The skin penetrative properties of the solvent-free NE delivery technology and its low irritancy make this novel topical nanovehicle a promising candidate for effective transcutaneous delivery of lipophilic drugs. Pharmos owns a family of patents covering novel NE formulations as vehicles for localized delivery of lipophilic drugs. The NE technology is also potentially applicable for topical delivery of the Company’s proprietary library of CB2 receptor selective agonists for pain indications.

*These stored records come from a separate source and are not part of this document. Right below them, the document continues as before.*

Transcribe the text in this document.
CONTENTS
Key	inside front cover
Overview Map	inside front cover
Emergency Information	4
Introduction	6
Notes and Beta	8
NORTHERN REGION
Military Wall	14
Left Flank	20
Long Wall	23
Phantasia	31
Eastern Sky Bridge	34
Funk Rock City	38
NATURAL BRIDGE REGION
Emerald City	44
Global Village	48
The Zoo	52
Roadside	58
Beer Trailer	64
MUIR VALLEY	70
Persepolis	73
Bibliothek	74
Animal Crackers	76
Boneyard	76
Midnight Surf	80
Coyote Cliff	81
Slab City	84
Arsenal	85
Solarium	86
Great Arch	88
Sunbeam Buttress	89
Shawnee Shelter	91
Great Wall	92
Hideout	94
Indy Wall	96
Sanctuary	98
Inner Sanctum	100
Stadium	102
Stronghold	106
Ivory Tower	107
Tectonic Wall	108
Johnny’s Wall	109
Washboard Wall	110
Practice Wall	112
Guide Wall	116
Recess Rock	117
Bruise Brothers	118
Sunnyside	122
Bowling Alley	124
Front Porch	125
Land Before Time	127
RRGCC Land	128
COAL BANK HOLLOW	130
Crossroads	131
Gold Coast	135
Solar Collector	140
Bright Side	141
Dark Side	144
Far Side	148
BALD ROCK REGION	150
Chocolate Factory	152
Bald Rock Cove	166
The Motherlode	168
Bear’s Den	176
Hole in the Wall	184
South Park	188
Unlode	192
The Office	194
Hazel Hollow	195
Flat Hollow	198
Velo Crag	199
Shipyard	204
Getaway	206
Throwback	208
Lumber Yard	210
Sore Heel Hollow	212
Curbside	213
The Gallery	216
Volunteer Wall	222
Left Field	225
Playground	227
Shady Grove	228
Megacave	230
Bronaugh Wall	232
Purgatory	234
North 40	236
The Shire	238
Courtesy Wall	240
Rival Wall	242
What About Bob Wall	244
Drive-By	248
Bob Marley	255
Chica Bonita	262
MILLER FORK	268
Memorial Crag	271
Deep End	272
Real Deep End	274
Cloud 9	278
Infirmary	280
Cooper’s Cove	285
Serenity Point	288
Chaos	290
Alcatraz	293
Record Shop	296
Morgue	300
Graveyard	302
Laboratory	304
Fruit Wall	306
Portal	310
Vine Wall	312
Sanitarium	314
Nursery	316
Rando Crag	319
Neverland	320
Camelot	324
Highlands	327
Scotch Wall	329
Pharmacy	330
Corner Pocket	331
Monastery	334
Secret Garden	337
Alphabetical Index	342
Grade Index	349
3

OA is a chronic condition involving degeneration of cartilage within the joints. It is the most common form of arthritis and is associated with pain, substantial disability, and reduced quality of life. There are about 30 million patients with diagnosed OA in the U.S. Of U.S. adults aged 30 years and older, approximately six percent have symptomatic OA of the knee and approximately three percent have symptomatic OA of the hip. OA increases with age: the incidence and prevalence increase by two- to ten-fold from age 30 to 65 and continues to increase after age 65. With the increasing age of the population, the number of patients suffering from OA is expected to increase.
About Pharmos Corporation
Pharmos discovers and develops novel therapeutics to treat a range of indications including specific diseases of the nervous system such as disorders of the brain-gut axis (GI/IBS), pain/inflammation, and autoimmune disorders. The Company’s lead product in development, dextofisopam, is undergoing Phase 2b testing in IBS patients. Dextofisopam has completed a Phase 2a IBS study in which it demonstrated a statistically significant effect compared to placebo on the primary efficacy endpoint of adequate relief (n=141, p=0.033). The Company’s core proprietary technology platform focuses on discovery and development of synthetic cannabinoid compounds with a focus on CB2 receptor selective agonists. Cannabinor, the initial CB2-selective agonist candidate, has completed two Phase 2a i.v. pain studies in which analgesic properties were observed. Other compounds in Pharmos’ pipeline are in preclinical studies targeting pain, multiple sclerosis, rheumatoid arthritis and other disorders.
Safe Harbor Statement
Statements made in this press release related to the business outlook and future financial performance of Pharmos, to the prospective market penetration of its drug products, to the development and commercialization of its pipeline products and to its expectations in connection with any future event, condition, performance or other matter, are forward-looking and are made pursuant to the safe harbor provisions of the Securities Litigation Reform Act of 1995. Such statements involve risks and uncertainties that may cause results to differ materially from those set forth in these statements. Additional economic, competitive, governmental, technological, marketing and other factors identified in Pharmos’ filings with the Securities and Exchange Commission could affect such results.